The interview is conducted in accordance with the provisions of the Police and Criminal Evidence Act, so the accused is cautioned and advised that they have the opportunity to seek legal advice before speaking. They are also told that they have the opportunity to have their animal examined by a veterinary surgeon of their choice in order that they have the opportunity to have an alternative opinion on the state of the animal. This is all done partly to comply with statutory provision, and partly to be fair to the accused. 

Once the investigation is completed the file of evidence is sent to the Prosecutions Department. There are five staff there who assess all of the cases that arise in England and Wales. The Prosecutions Department adheres to the provisions of the code for crown prosecutors when assessing the file of evidence. There are two principal tests, as you probably know. 

One is that there must be sufficient evidence to make a conviction more likely than an acquittal if the case is prosecuted, and there must also be a public interest in prosecuting, and all of the decisions that the RSPCA makes with regard to prosecution are based on those criteria. 

Although we are probably one of the biggest private prosecutors, prosecution is a very small part of our inspectorate's work. I mentioned that last year inspectors investigated about 105,000 complaints. The number of cases submitted to Prosecutions Department was about 1,400. Of that 1,400 we prosecuted about 700-800—about 50%, so I think this demonstrates that we are not, as some people may suggest, just out to secure convictions at all cost. 

We assess cases carefully and we apply the appropriate tests before we prosecute. That is why our prosecution numbers are so low. Although we are careful with our prosecutions, we do have a very high success rate. Last year the number of convictions we secured from our prosecutions was about 96% which is a significant success rate. 

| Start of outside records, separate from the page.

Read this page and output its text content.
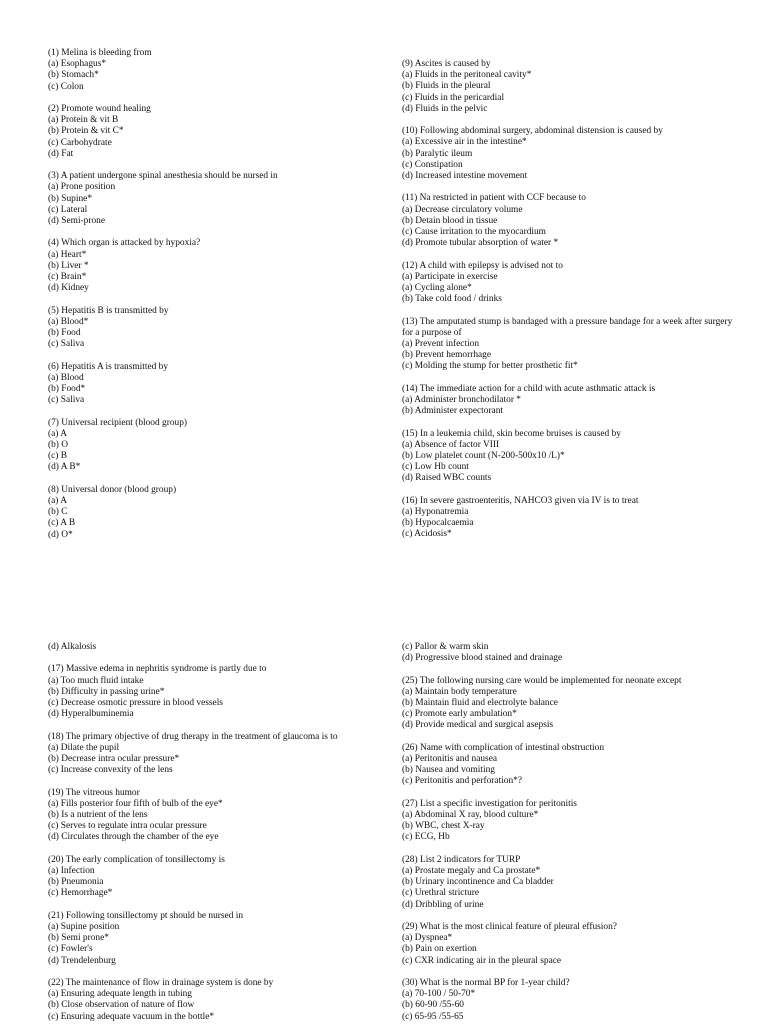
(1) Melina is bleeding from
(a) Esophagus*
(b) Stomach*
(c) Colon
(2) Promote wound healing
(a) Protein & vit B
(b) Protein & vit C*
(c) Carbohydrate
(d) Fat
(3) A patient undergone spinal anesthesia should be nursed in
(a) Prone position
(b) Supine*
(c) Lateral
(d) Semi-prone
(4) Which organ is attacked by hypoxia?
(a) Heart*
(b) Liver *
(c) Brain*
(d) Kidney
(5) Hepatitis B is transmitted by
(a) Blood*
(b) Food
(c) Saliva
(6) Hepatitis A is transmitted by
(a) Blood
(b) Food*
(c) Saliva
(7) Universal recipient (blood group)
(a) A
(b) O
(c) B
(d) A B*
(8) Universal donor (blood group)
(a) A
(b) C
(c) A B
(d) O*
(9) Ascites is caused by
(a) Fluids in the peritoneal cavity*
(b) Fluids in the pleural
(c) Fluids in the pericardial
(d) Fluids in the pelvic
(10) Following abdominal surgery, abdominal distension is caused by
(a) Excessive air in the intestine*
(b) Paralytic ileum
(c) Constipation
(d) Increased intestine movement
(11) Na restricted in patient with CCF because to
(a) Decrease circulatory volume
(b) Detain blood in tissue
(c) Cause irritation to the myocardium
(d) Promote tubular absorption of water *
(12) A child with epilepsy is advised not to
(a) Participate in exercise
(a) Cycling alone*
(b) Take cold food / drinks
(13) The amputated stump is bandaged with a pressure bandage for a week after surgery for a purpose of
(a) Prevent infection
(b) Prevent hemorrhage
(c) Molding the stump for better prosthetic fit*
(14) The immediate action for a child with acute asthmatic attack is
(a) Administer bronchodilator *
(b) Administer expectorant
(15) In a leukemia child, skin become bruises is caused by
(a) Absence of factor VIII
(b) Low platelet count (N-200-500x10 /L)*
(c) Low Hb count
(d) Raised WBC counts
(16) In severe gastroenteritis, NAHCO3 given via IV is to treat
(a) Hyponatremia
(b) Hypocalcaemia
(c) Acidosis*
(d) Alkalosis
(17) Massive edema in nephritis syndrome is partly due to
(a) Too much fluid intake
(b) Difficulty in passing urine*
(c) Decrease osmotic pressure in blood vessels
(d) Hyperalbuminemia
(18) The primary objective of drug therapy in the treatment of glaucoma is to
(a) Dilate the pupil
(b) Decrease intra ocular pressure*
(c) Increase convexity of the lens
(19) The vitreous humor
(a) Fills posterior four fifth of bulb of the eye*
(b) Is a nutrient of the lens
(c) Serves to regulate intra ocular pressure
(d) Circulates through the chamber of the eye
(20) The early complication of tonsillectomy is
(a) Infection
(b) Pneumonia
(c) Hemorrhage*
(21) Following tonsillectomy pt should be nursed in
(a) Supine position
(b) Semi prone*
(c) Fowler's
(d) Trendelenburg
(22) The maintenance of flow in drainage system is done by
(a) Ensuring adequate length in tubing
(b) Close observation of nature of flow
(c) Ensuring adequate vacuum in the bottle*
(c) Pallor & warm skin
(d) Progressive blood stained and drainage
(25) The following nursing care would be implemented for neonate except
(a) Maintain body temperature
(b) Maintain fluid and electrolyte balance
(c) Promote early ambulation*
(d) Provide medical and surgical asepsis
(26) Name with complication of intestinal obstruction
(a) Peritonitis and nausea
(b) Nausea and vomiting
(c) Peritonitis and perforation*?
(27) List a specific investigation for peritonitis
(a) Abdominal X ray, blood culture*
(b) WBC, chest X-ray
(c) ECG, Hb
(28) List 2 indicators for TURP
(a) Prostate megaly and Ca prostate*
(b) Urinary incontinence and Ca bladder
(c) Urethral stricture
(d) Dribbling of urine
(29) What is the most clinical feature of pleural effusion?
(a) Dyspnea*
(b) Pain on exertion
(c) CXR indicating air in the pleural space
(30) What is the normal BP for 1-year child?
(a) 70-100 / 50-70*
(b) 60-90 /55-60
(c) 65-95 /55-65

I believe another criticism that may have been levelled is the fact that there is no form of accountability as far as our prosecutions are concerned. I think the example was cited that the police investigate offences but the Crown Prosecution Service decides whether to proceed and that is some sort of safeguard, but the position of the RSPCA is no different from any other non police prosecutor. There are plenty of them, from British Rail to British Waterways, TV licensing and local authorities will occasionally prosecute, but the CPS do not have responsibility for assessing cases brought by non police prosecutors. 

If a suggestion is made that RSPCA cases should go to the CPS to be assessed then that is a misleading suggestion because the CPS does not have the authority to prosecute for anyone other than the police. The position of private prosecutions was considered in 1998 by a Law Commission report and that concluded that there were adequate safeguards in place to ensure the right to bring private prosecution is not abused. Those sort of safeguards include the DPP having a right to intervene [if a prosecution has been brought inappropriately].